DUVALL
v.
THE STATE.
A89A1807.
Court of Appeals of Georgia.
Decided February 6, 1990.Vernon S. Pitts, Jr., Penny A. Penn, appellant.
Lewis R. Slaton, District Attorney, Joseph J. Drolet, Richard E. Hicks, Joyce M. Averils, Assistant District Attorneys, for appellee.
COOPER, Judge.
Appellant was convicted of violating the Georgia Controlled Substances Act by possessing cocaine with intent to distribute, and of *421 possession of a firearm.[1] On appeal, appellant contends that the trial court erred in denying his motion to suppress. As the arresting officer was talking to the driver of a car stopped for not having a license tag, appellant, who was following in his car with a female passenger, parked his car in the lot of a nearby building, approached the officer, and informed him that the stopped car belonged to appellant. The officer asked appellant for a driver's license and proof of insurance for both cars, at which time appellant returned to the car he was driving to look for those items. Upon not being able to produce his driver's license or proof of insurance after returning a second time to his car, appellant was arrested for driving without a license and insurance. The officer then impounded the car and conducted an inventory search, during which a gun and a bag containing drug paraphernalia and cocaine were found in the passenger compartment.

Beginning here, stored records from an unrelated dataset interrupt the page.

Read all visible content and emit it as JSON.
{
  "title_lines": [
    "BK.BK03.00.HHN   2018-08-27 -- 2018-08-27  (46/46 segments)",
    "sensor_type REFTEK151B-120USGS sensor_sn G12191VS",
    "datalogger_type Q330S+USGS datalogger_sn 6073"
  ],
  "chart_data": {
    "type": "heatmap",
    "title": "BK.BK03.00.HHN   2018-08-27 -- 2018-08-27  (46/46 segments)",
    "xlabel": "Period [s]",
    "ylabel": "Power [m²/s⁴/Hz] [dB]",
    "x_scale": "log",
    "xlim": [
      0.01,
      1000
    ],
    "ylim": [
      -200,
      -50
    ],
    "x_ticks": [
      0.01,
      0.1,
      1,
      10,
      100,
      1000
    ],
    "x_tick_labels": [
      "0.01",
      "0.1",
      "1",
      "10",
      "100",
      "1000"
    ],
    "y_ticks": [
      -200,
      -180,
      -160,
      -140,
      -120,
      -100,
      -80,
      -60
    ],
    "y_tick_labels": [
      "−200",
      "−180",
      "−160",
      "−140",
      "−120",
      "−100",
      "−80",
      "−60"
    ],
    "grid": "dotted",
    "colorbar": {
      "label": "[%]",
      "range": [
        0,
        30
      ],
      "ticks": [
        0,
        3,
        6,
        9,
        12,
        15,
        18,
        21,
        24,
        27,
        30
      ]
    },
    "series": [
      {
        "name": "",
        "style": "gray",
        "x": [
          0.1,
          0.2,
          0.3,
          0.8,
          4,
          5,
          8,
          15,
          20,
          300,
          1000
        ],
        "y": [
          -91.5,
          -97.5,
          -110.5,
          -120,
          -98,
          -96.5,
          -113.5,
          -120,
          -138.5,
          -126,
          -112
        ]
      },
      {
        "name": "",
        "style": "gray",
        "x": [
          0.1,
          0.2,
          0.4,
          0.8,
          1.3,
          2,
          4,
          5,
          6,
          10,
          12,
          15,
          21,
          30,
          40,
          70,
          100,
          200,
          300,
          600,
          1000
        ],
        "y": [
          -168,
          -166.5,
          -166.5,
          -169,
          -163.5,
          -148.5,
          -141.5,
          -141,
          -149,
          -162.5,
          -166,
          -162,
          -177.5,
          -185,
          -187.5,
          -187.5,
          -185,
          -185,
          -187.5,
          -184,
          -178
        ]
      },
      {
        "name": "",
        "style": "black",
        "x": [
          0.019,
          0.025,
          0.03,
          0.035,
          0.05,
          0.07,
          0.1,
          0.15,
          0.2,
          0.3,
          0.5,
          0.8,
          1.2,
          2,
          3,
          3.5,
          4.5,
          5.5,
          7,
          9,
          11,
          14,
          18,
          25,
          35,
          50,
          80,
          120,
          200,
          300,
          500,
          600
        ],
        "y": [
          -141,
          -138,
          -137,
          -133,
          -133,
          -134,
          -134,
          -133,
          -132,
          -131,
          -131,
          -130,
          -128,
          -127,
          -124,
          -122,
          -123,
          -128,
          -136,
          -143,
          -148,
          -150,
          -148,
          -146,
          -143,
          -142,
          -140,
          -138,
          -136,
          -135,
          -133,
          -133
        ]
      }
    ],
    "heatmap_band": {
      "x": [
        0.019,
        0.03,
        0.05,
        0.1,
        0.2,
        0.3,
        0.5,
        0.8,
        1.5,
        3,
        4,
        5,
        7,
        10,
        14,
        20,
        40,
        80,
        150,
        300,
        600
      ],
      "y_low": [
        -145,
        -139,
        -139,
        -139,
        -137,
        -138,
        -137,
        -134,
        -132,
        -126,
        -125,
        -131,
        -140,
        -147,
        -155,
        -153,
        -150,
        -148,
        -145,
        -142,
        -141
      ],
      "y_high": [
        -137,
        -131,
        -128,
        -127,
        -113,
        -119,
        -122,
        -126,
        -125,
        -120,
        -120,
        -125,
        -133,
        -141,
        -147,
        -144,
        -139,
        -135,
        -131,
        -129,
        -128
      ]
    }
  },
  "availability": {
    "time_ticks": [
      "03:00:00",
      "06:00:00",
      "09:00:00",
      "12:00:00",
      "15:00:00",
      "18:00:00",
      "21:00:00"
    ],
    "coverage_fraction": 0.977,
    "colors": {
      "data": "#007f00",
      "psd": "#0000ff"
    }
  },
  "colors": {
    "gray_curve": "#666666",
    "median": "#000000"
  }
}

Appellant contends that the impoundment of his car was invalid, therefore making the inventory search unlawful. "It is well settled that a police officer is authorized to make an inventory of the contents of a vehicle that has been impounded." State v. Gilchrist, 174 Ga. App. 499 (1) (330 SE2d 430) (1985). Appellant argues that since his car was legally parked, it was unnecessary to remove it, and that an alternative to impoundment existed because appellant's female companion could have driven the car. "[T]he ultimate test for the validity of the police's conduct [in impounding a vehicle] is whether, under the circumstances then confronting the police, their conduct was reasonable within the meaning of the Fourth Amendment." Jones v. State, 187 Ga. App. 421, 424 (370 SE2d 784) (1988). We find that it was reasonable for the officer to impound the car since there was potential liability involved in allowing the car to remain unattended in a parking lot of a business. See Jones, supra. Also, it was not unreasonable for the officer to refuse to allow appellant's female companion to drive the car, since there was no proof of any insurance on the car. Appellant's reliance on Strobhert v. State, 165 Ga. App. 515 (301 SE2d 681) (1983), is misplaced because in Strobhert the vehicle was unconnected to the arrest. Oswell v. State, 181 Ga. App. 35 (351 SE2d 221) (1986).
Finally, we find that the search of appellant's car was reasonable as a search incident to a lawful arrest. At the time of the search, appellant was under arrest for driving without a license and no proof of insurance. "A policeman who has made a lawful custodial arrest of the occupant of an automobile may, as a contemporaneous incident of *422 that arrest, search the passenger compartment of that automobile. [Cit.]" Jones v. State, supra at 423. Accordingly, the trial court did not err in denying the motion to suppress.
Judgment affirmed. Deen, P. J., and Birdsong, J., concur.
NOTES
[1] Appellant was arrested on July 9, 1988. A jury returned a guilty verdict on May 4, 1989, and sentence was entered on May 5, 1989. A notice of appeal was filed on May 10, 1989. The case was docketed on June 26, 1989. Appellant's brief was filed on July 17, 1989, and the State's brief was filed on August 7, 1989. The case was submitted in September 1989.